Los terrores de la infancia eran conocidos y mensurables: la oscuridad y los monstruos que la pueblan, la ausencia de la madre, salir solo de casa. Esos miedos se sustituyen por uno más atroz y que nos acompaña ya siempre: el miedo a la muerte. Con la adolescencia, la parca relaja su brazo –todos los jóvenes se creen inmortales- y la inseguridad, desconocer quién eres y el miedo a lo nuevo, tu nuevo cuerpo, tus nuevos sentimientos, tu nueva soledad, desborda todos los demás. Unos adolescentes lo curan con litros de alcohol y pastillas; otros con pajas, polvos y ropa nueva cada sábado; y otros no lo curan nunca, se vuelven raros, asociales y acaban escribiendo libros, escuchando música o yendo mucho al cine.

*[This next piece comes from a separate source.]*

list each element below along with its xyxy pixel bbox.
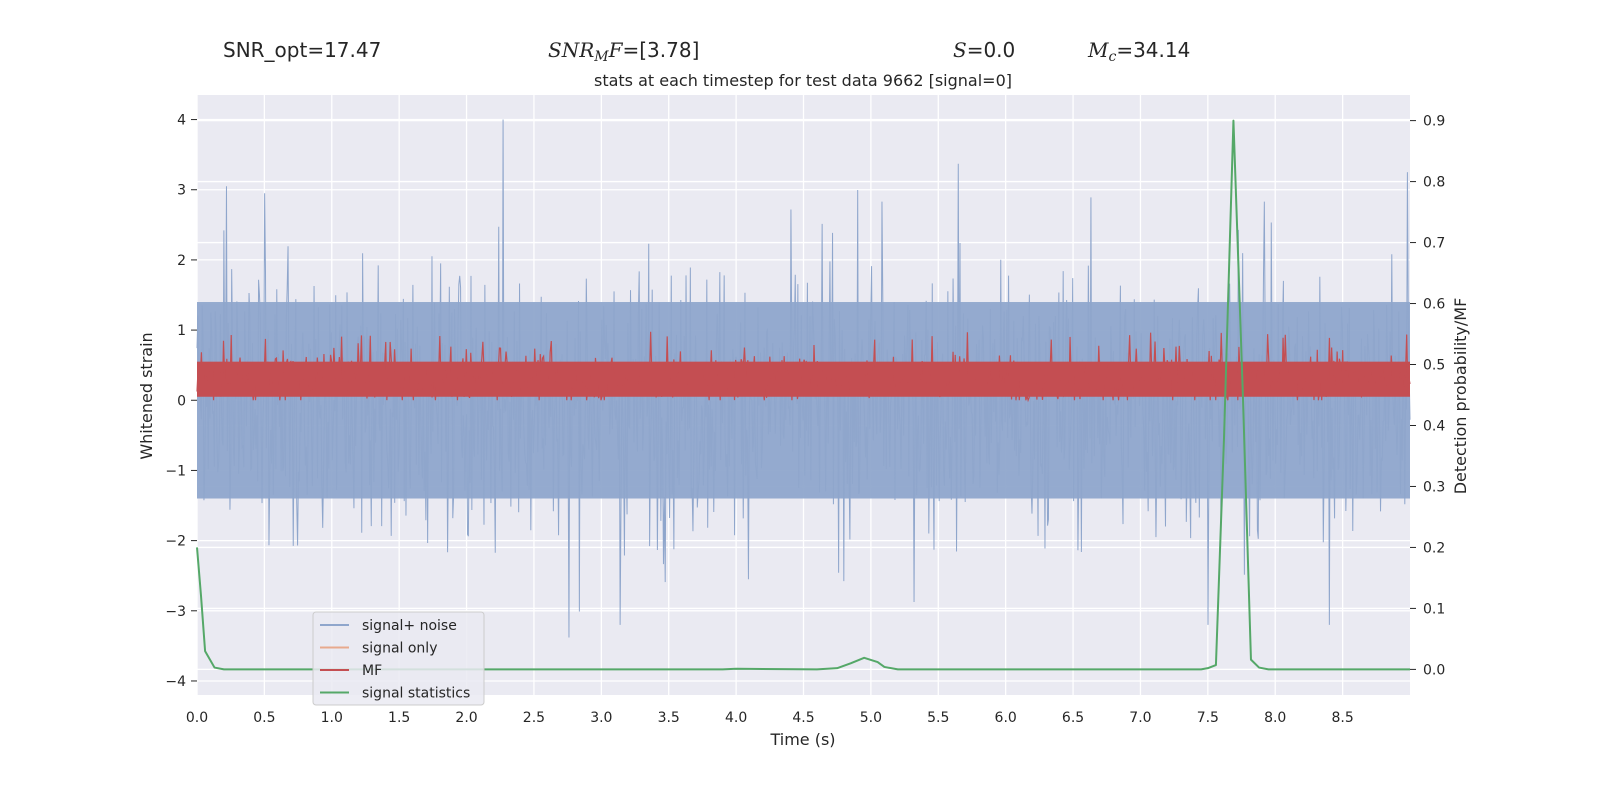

Es lógico y saludable tener cierto miedo. Uno sabe que hay que temer refugiarse siempre debajo de un árbol en caso de tormenta, y que conducir trompa, en plan diputado del PP, puede costarnos la vida. El miedo nos avisa de qué manera estúpida podemos concluir nuestros días, o dónde se refugian las fieras que acechaban a nuestros antepasados al caer la noche. En puridad, nuestros pánicos más atávicos y naturales son los que también oprimían el pecho de nuestros ancestros: estar al descubierto, pisar en falso, cascarla bajo las garras de algún bicho mal parido, enfermar, alejarnos para siempre de la gente que amamos.
Nuestra biología y psique nunca se preparó para otros terrores que han traído los tiempos modernos: ser despedidos del trabajo, que tu hijo se enganche al jaco, no cobrar pensión de viudedad, que no te respondan en Facebook, no parecerte a
George Clooney. Vivimos aplastados por nuestros terrores mundanos. Los
monstruos de Maurice Sendak no tendrían nada que hacer ante el terror paralizante que siente una madre al ver a su hija salir de casa con un falda demasiado corta o ante la enésima reunión de ejecutivos planeando nuevas dentelladas a lo que nos es más íntimo: nuestro techo, nuestra mesa, la seguridad de quienes todavía dependen de nosotros y tienen miedos lógicos.
Luego hay otra casta de miedos, sociales diríamos. Miedo al rechazo, miedo a la soledad impuesta, miedo a mear contra el viento. Imagino qué diría el jefe del clan del oso cavernario de turno si le explicáramos cómo a veces tenemos auténtico pavor a que nuestras opiniones sean demasiado radicales, demasiado valientes o demasiado sinceras para exponérselas a la conservadora caverna cromañona. Cómo temblamos como una hoja de taparrabo en plena erección pensando quién nos va a dar la espalda por dar nuestra opinión, por expresar nuestras ideas, por decir lo que sentimos. Eso sin pasar a contarle, a él, al Pedro Picapiedra ancestral, nuestros eternos problemas con las relaciones y la vergüenza torera a declararse, mezclado con nuestra patológica necesidad de cariño y comprensión.
Creo que fue un Papa, y puede que fuera
Juan Pablo II, el que le dijo a su grey que no tuviera miedo. Aunque no sigo las enseñanzas de tan respetable y santo varón difunto, voy a decir que tiene razón, que a veces no habría que tenerle miedo al miedo y dar un paso adelante. El filósofo
Slavoj Zizeck dice por ahí que suele ocurrir que los hechos consumados hacen que el hecho sea posible. Esto es, que los milagros sólo ocurren cuando los hacemos nosotros. Nadie debería nunca tener miedo por decir lo que piensa o aquello en lo que cree,
aun sabiendo que miles o millones dicen otra cosa. Nadie debería callar si tiene una opinión distinta que dar, una idea que rebatir o si siente que la verdad le quema en la punta de los dedos y considera poco justo que muera encerrada en un puño.
Nadie tampoco debería temerle a salir de casa y entrar en esos lugares que castas y sectas autoafirmadas nos han hecho creer que son patrimonio exclusivo de los que piensan igual. El miedo al miedo corroe y asesina la libertad. Sobre todo los que tienen algo que contar siempre, los que han visto y saben, los que han leído y comprenden, esos, no deberían, por el bien de todos, callar nunca. Encontrarán en su camino quienes los apoyen y estén dispuestos a ir con ellos al cadalso.
Bravo, Padilla y
Maldonado de nuevo o
Sacco y
Vanzetti. No importa. Nuestros únicos miedos deberían ser a la noche, y a los monstruos que la pueblan.